Acquisition of such metadata is not straightforward. Some of it can be automatically extracted from the vocabulary source code, some is human-readable in the vocabulary documentation (if any), and the rest can be obtained through human interaction with the current vocabulary curator, if any, and when she can be contacted, which is often not the case unfortunately.
Hence a next important step should be to find ways to make explicit the vocabulary current status (maintained, forgotten, stable ...) and what can be expected about its curation over time. Who cares today? Will anybody care next month, and twenty years from now?
To both gather such information and build up more global attention on those issues, a systematic survey could be directed towards all identified vocabulary publishers, curators, creators, contributors and users. Backed by a trustable institutions coalition, DCMI leading the way, this survey would at the same time push good practices, make explicit which vocabularies are alive or dead, curated or not, evolving or stable, recommended as serious by their authors or only toys, having versioning policy or not etc. A whole new set of metadata is actually needed to formally capture such information, focused on social process and vocabulary life cycle.
It's clear that the technical and human resources needed to achieve this are well beyond what have been engaged so far in LOV, which was supported mainly by the Datalift project. A first step towards gathering more resources is the current proposal of migrating LOV under the Open Knowledge Foundation umbrella. And we hope the interest expressed by many stakeholders will translate into actual and durable support enabling a sustainable business model for the observatory.

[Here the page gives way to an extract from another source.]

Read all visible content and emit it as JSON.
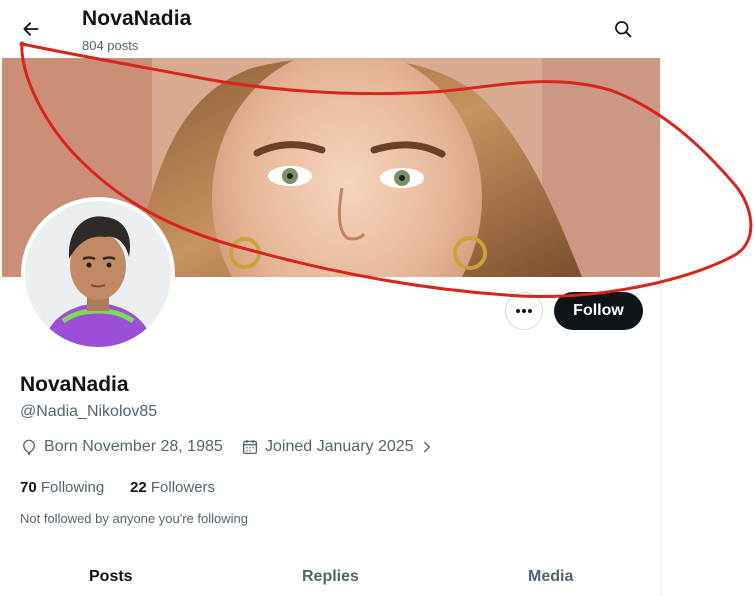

To foster responsible citizenship, we need a Charter
We will suggest also at DCMI meeting the constitution of a Vocabulary Commons Charter, which would be written and endorsed by major publishers, standard bodies and vocabularies specialists, and would allow vocabulary publishers to define explicitly the level of commitment to sustainability they want to engage in. The level  of commitment to the Charter would be attached to the vocabulary in a way similar to a Creative Commons licence. Levels of commitment would include for example to provide accurate, complete and up-to-date metadata, to re-use as far as possible other vocabularies of the Commons, to have a responsible curator able to interact with the community of users, to make the vocabulary evolve with the ecosystem, to define a long-term life cycle including versioning policy etc.
To ensure long term preservation, we need ... Libraries
Speaking about sustainability leads to speaking about heritage and its long-term preservation. How do publishers, either individuals or organizations, ensure perennity of a vocabulary after they retire or pass away? Preservation of knowledge assets heritage is something librarians have done for centuries, extending the scope from books to all kinds of media and digital assets. The Library community has done a great job lately to move forward towards integration of their legacy into Linked Data, and translation of traditional metadata formats into interoperable Semantic Web vocabularies. But in this evolution, vocabularies have still been mainly regarded as they have always been by librarians : tools to classify, index, search, access and generally qualify and organize other assets. But vocabularies themselves should now be considered as assets. And libraries should be prepared to manage and preserve collections of vocabularies. This is definitely an exciting challenge.